生涯の演奏活動を通じての好盤
アート・ペッパーの「収監後」活動後期のアート・ペッパーのアルト・サックスの個性は「米国NYメインの東海岸ジャズ」のトレンドに乗った、1970年代の純ジャズのマナーでのエネルギッシュでモーダルなブロウは、1979年で成熟の域に達していた感がある。
Art Pepper『So in Love』(写真左)。1979年2月23日、5月26日、NYの「Sound Ideas Studios」での録音。パーソネルは以下の通り。
1979年2月23日のセッションは、1曲目「Straight, No Chaser」、4曲目「Diane」。パーソネルは、Art Pepper (as), Hank Jones (p), Ron Carter (b), Al Foster (ds)。
1979年5月26日のセッションは、2曲目「Blues for Blanche」、3曲目「So in Love」、5曲目「Stardust」。パーソネルは、Art Pepper (as), George Cables (p),, Charlie Haden (b), Billy Higgins (ds)。

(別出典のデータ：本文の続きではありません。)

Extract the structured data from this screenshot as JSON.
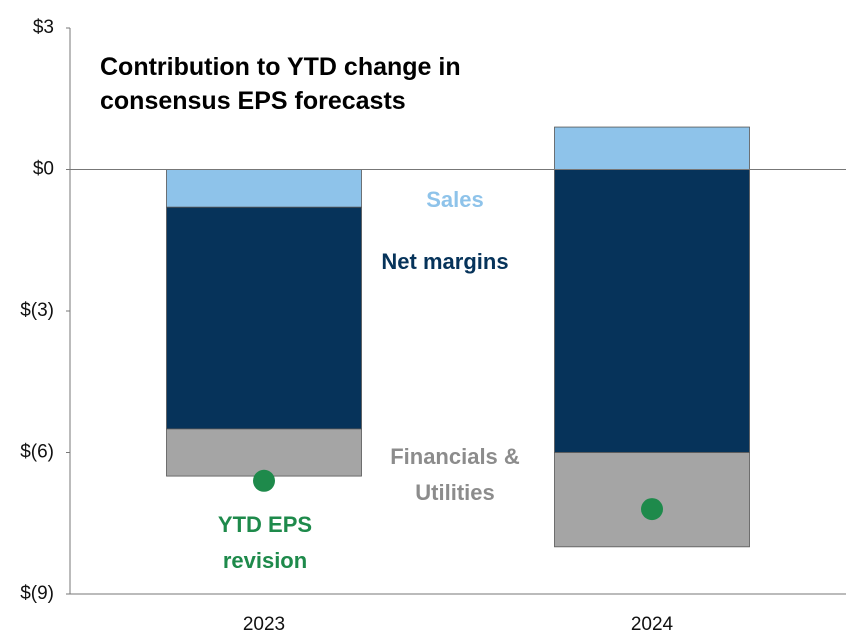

2つのセッションのごった煮の収録。プロデュースの趣味が悪いといえば悪い。1979年2月23日のセッションと1979年5月26日のセッションのリズム・セクションが総替えで、リズム・セクションの音、個性が全く異なる。
1979年2月23日のセッションのピアノは、大ベテラン・バッパーの「ハンク・ジョーンズ」、ベースが、中堅熟練の「ロン・カーター」、ドラムがプログレッシヴなベテラン「アル・フォスター」。
かたや、1979年5月26日のセッションのピアノは、中堅多弁の「ジョージ・ケイブルス」、ベースが哲人「チャーリー・ヘイデン」、ドラムがユーティリティーな職人「ビリー・ヒギンス」。

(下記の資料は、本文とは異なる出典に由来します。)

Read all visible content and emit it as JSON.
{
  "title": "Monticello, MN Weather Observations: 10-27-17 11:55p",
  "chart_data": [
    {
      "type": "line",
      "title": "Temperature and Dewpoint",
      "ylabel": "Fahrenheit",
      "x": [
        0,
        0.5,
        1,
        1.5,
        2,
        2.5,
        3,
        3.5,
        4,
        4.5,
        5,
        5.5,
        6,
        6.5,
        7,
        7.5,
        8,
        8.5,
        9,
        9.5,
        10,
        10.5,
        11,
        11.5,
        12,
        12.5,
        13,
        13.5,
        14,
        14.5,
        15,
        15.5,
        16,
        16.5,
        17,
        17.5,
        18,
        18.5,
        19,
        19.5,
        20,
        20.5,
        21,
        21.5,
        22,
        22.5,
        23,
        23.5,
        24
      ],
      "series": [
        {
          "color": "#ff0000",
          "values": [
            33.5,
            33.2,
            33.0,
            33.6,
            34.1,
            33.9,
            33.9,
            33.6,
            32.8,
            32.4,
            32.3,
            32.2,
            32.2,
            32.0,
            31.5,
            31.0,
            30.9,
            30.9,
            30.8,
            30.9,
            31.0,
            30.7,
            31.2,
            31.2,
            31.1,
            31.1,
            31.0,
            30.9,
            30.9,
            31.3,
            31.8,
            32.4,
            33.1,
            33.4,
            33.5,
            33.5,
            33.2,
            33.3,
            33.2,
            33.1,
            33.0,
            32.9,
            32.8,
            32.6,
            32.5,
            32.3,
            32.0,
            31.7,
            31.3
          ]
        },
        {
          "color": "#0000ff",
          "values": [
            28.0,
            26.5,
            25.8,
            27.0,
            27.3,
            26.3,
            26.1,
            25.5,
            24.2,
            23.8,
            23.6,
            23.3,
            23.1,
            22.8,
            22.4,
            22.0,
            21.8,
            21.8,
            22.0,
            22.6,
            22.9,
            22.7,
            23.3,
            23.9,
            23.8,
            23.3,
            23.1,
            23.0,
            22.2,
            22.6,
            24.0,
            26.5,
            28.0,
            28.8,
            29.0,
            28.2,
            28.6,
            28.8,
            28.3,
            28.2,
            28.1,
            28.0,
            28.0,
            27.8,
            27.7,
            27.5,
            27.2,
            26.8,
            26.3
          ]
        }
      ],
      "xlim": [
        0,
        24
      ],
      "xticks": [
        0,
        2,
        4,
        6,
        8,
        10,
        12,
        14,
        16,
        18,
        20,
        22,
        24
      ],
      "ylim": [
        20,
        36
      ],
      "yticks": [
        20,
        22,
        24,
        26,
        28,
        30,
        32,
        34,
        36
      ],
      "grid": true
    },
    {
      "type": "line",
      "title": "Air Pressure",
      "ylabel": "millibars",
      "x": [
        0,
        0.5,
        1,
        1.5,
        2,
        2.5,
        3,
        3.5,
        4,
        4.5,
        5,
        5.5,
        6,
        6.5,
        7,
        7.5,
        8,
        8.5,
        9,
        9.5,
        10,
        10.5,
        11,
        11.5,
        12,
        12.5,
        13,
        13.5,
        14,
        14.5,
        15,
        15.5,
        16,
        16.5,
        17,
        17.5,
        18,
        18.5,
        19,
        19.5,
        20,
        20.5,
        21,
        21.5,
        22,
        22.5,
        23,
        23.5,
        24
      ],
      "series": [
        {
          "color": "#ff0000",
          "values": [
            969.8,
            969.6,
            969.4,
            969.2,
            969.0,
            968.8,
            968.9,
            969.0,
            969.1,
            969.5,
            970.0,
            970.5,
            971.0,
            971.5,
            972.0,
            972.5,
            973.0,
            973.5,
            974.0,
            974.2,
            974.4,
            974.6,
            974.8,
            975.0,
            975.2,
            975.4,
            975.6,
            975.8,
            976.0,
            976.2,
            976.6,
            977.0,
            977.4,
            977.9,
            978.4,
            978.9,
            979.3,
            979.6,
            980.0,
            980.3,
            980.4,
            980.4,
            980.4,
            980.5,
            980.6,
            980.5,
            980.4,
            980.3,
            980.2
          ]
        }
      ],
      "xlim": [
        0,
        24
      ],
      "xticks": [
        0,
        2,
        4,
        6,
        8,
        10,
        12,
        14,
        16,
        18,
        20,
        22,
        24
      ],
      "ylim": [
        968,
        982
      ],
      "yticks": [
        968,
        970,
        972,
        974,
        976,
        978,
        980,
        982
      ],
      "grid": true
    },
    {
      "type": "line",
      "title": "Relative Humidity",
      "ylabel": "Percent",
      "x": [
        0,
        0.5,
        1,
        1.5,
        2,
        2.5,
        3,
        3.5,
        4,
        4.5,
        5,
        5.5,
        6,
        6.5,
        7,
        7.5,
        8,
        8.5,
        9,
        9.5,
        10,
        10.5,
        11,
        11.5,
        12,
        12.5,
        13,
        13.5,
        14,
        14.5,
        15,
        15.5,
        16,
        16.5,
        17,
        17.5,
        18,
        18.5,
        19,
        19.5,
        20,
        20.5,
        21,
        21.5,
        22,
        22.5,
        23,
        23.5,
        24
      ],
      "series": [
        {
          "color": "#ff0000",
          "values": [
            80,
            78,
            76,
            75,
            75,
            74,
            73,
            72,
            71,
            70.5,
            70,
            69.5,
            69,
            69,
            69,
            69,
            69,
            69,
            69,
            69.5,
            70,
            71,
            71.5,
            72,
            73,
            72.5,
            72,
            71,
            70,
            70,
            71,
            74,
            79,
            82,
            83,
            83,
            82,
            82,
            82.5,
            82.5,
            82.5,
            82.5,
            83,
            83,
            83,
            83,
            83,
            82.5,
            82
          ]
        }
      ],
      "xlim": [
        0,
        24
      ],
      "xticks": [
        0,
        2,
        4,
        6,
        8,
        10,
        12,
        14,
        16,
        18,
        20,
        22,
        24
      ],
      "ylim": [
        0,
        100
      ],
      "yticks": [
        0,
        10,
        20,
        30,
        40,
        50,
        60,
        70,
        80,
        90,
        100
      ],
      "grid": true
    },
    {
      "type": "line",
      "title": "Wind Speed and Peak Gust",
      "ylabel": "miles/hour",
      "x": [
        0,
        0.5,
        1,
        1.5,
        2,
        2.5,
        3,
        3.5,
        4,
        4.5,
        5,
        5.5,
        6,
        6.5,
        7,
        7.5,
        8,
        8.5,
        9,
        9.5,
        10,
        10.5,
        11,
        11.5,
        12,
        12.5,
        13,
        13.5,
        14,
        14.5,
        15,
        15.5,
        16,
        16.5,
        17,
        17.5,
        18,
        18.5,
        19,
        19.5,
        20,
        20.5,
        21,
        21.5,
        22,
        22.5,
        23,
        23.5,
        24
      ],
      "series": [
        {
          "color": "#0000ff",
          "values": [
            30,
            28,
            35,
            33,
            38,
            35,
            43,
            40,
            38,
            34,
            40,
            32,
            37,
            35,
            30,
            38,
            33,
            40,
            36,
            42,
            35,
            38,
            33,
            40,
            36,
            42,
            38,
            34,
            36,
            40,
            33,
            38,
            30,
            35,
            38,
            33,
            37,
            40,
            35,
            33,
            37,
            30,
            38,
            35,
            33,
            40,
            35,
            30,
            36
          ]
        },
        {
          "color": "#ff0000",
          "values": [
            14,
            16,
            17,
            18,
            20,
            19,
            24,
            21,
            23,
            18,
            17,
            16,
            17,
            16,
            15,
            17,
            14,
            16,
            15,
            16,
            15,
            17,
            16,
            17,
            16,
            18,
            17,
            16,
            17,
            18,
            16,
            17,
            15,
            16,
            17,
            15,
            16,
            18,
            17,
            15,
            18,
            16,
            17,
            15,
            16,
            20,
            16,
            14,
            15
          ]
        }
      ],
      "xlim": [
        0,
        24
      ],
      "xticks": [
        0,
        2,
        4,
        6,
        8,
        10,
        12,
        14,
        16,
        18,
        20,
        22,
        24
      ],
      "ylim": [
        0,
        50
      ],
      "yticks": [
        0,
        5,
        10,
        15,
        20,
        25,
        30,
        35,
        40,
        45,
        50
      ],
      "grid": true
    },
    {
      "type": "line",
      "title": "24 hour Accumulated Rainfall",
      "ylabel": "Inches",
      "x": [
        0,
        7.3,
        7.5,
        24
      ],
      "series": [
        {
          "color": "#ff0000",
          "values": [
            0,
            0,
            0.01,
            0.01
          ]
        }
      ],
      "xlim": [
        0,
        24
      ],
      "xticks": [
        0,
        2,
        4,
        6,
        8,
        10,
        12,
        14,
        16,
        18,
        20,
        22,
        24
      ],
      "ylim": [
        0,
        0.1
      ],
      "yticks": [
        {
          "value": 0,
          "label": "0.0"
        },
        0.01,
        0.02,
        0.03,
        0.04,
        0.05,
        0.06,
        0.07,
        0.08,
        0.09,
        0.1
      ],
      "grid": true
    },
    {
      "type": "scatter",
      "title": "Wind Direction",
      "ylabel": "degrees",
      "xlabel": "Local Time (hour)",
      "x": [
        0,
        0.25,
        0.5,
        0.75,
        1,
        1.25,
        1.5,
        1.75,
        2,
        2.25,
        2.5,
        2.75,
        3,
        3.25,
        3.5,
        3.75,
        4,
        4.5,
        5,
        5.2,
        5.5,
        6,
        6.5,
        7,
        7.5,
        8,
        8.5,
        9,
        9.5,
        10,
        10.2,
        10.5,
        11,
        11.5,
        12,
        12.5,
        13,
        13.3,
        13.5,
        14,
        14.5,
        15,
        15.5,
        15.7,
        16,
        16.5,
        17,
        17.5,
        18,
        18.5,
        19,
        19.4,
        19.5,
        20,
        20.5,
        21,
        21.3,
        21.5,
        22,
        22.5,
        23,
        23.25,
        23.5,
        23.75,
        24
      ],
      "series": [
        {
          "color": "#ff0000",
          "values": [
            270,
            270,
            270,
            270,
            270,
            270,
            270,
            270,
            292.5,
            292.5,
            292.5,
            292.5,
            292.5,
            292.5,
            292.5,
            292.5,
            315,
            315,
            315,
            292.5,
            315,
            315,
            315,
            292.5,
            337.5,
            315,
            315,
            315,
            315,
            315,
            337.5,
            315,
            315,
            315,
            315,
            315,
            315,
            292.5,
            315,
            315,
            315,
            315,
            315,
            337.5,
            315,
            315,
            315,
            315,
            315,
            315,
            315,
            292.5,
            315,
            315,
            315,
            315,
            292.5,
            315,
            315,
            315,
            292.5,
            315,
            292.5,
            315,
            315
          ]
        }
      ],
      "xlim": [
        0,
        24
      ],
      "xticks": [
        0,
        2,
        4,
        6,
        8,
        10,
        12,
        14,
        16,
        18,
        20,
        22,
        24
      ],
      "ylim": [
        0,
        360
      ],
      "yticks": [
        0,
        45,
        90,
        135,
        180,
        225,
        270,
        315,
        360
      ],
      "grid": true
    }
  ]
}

しかし、この全く異なるリズム・セクションをバックに、アート・ペッパーのアルト・サックスは、音を変えることはなく、フレーズの音色・展開を変えることは全く無い。見事なまでに、「米国NYメインの東海岸ジャズ」のトレンドに乗った、1970年代の純ジャズのマナーでのエネルギッシュでモーダルなブロウを吹きまくる。雰囲気は完全に「我が道を行く」。
あまりにペッパーのアルト・サックスが全面に出て、徹底的に「収監後」活動後期の「米国NYメインの東海岸ジャズ」のトレンドに乗った、1970年代の純ジャズのマナーでのエネルギッシュでモーダルなブロウを繰り広げているので、バックのリズム・セクションの音と個性の違いが全く気にならなくなって、この盤の「2つのセッションのごった煮の収録」の欠点を消している。
この盤では「収監前」活動前期のペッパーと「収監後」活動後期のペッパーの比較の議論を、完全に無意味なものにしている。ペッパーの生涯の演奏活動を通じて、彼の即興演奏とフレージングの技術と円熟度が頂点に達した、ペッパーのアルト・サックスの最終形が、この盤の演奏に記録されている。
イラストがメインのジャケはちょっと安っぽいが、中身は超一級品。好盤である。